Food: What's Cooking On Campus
They shut down the Pepsi machines in the University of Portland cafeteria the other day. The plastic bottles of Hunt's Ketchup disappeared. Sugar was replaced with honey from a neighborhood beekeeper. And everything else on the lunch menu, from soup (lentil) to nuts (hazel), was locally grown, baked, milked and mixed. The shrimp was harvested in nearby Netarts Bay, not in Thailand; the herbs were gathered in adjacent Clackamas County, not in California; the chicken was pastured on fields outside Eugene, not imported from the Midwest's vast factory farms. "It's awesome," said Alex Samuels, 19, a freshman from Puyallup, Wash., swigging a drink made from Oregon berries. "We're helping smaller farmers instead of big corporations."
It may seem to lack the ideological passion of antiapartheid or antiwar protests, but the new activist slogan on campuses is "Eat local." Students are rediscovering the political adage that you are what you eat. And colleges are voting with their palates--and their multimillion-dollar food budgets--against an ever more global agricultural industry in which produce travels, on average, 1,500 miles from farm to plate. Posters around the University of Portland campus proclaimed that BUYING LOCAL FOOD IS ONE WAY YOU CAN HELP STOP GLOBAL WARMING ... AIR AND WATER POLLUTION. A racier consciousness-raising stunt was staged at Brown University, where activists published Ripe, a 2005 calendar featuring naked students posing with strategically positioned Rhode Island fruits and vegetables (for August, cantaloupes rest on the buttocks of the women's soccer team).

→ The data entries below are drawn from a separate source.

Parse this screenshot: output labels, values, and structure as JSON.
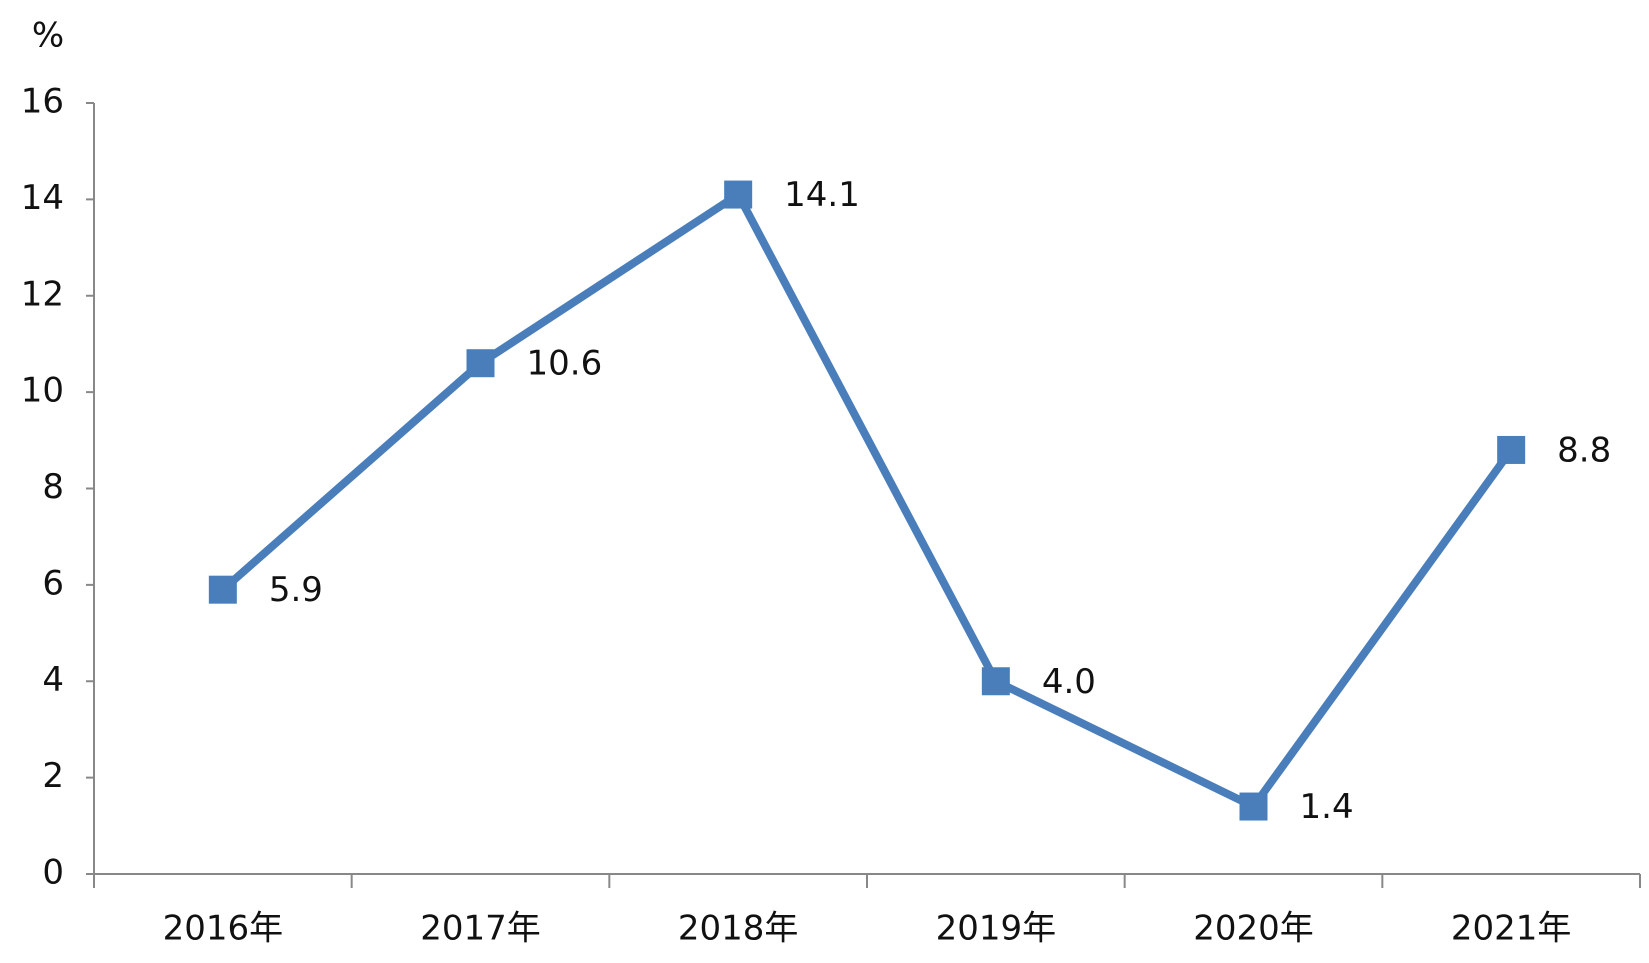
{
  "chart_data": {
    "type": "line",
    "y_label": "%",
    "categories": [
      "2016年",
      "2017年",
      "2018年",
      "2019年",
      "2020年",
      "2021年"
    ],
    "series": [
      {
        "color": "#4a7ebb",
        "values": [
          5.9,
          10.6,
          14.1,
          4.0,
          1.4,
          8.8
        ],
        "value_labels": [
          "5.9",
          "10.6",
          "14.1",
          "4.0",
          "1.4",
          "8.8"
        ]
      }
    ],
    "ylim": [
      0,
      16
    ],
    "yticks": [
      0,
      2,
      4,
      6,
      8,
      10,
      12,
      14,
      16
    ],
    "grid": false
  }
}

Will politically correct gastronomy save the family farm? That may be wishful thinking. At the University of Portland, the all-local lunch was merely symbolic--Pepsi was back for dinner. What's meatier is that the university, which serves 22,000 meals weekly, has hiked spending on local and regional products to 40% of its food dollars--up from less than 2% five years ago. "Even the burgers are from Oregon steers," boasts dining manager Kirk Mustain.

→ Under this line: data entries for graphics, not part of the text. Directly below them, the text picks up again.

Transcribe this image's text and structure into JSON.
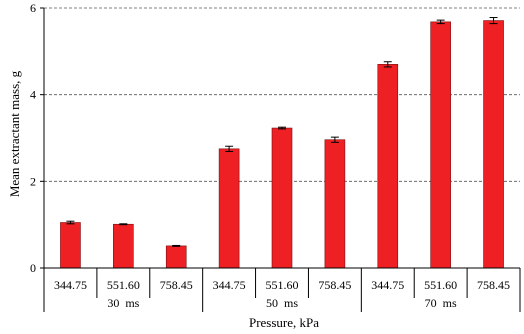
{
  "chart_data": {
    "type": "bar",
    "title": "",
    "xlabel": "Pressure, kPa",
    "ylabel": "Mean extractant mass, g",
    "ylim": [
      0,
      6
    ],
    "yticks": [
      0,
      2,
      4,
      6
    ],
    "grid": "dashed horizontal at 2, 4",
    "legend": "none",
    "bar_color": "#ee2024",
    "groups": [
      {
        "label": "30  ms",
        "categories": [
          "344.75",
          "551.60",
          "758.45"
        ],
        "values": [
          1.05,
          1.01,
          0.51
        ],
        "errors": [
          0.03,
          0.01,
          0.01
        ]
      },
      {
        "label": "50  ms",
        "categories": [
          "344.75",
          "551.60",
          "758.45"
        ],
        "values": [
          2.75,
          3.23,
          2.96
        ],
        "errors": [
          0.06,
          0.02,
          0.06
        ]
      },
      {
        "label": "70  ms",
        "categories": [
          "344.75",
          "551.60",
          "758.45"
        ],
        "values": [
          4.7,
          5.68,
          5.71
        ],
        "errors": [
          0.06,
          0.04,
          0.07
        ]
      }
    ]
  }
}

Some 200 universities have jumped onto the eat-local haywagon--half of them since 2001, according to the Community Food Security Coalition, an advocacy group based in Venice, Calif. For many of these academic foodies, buying local is only part of an educational mission. Scholars like Oberlin environmental-studies professor David Orr advocate "ecological literacy," tying agriculture to the study of fiction, history, science, economics and politics. In a form of dirty-fingernail "experiential learning," some 45 universities and colleges, from Maine's Bowdoin to Minnesota's St. Olaf, have started campus farms. And courses like Sustainable Food Systems at the University of California at Santa Cruz deconstruct relationships between producers and consumers, with such readings as The Maturing of Capitalist Agriculture: Farmer as Proletarian.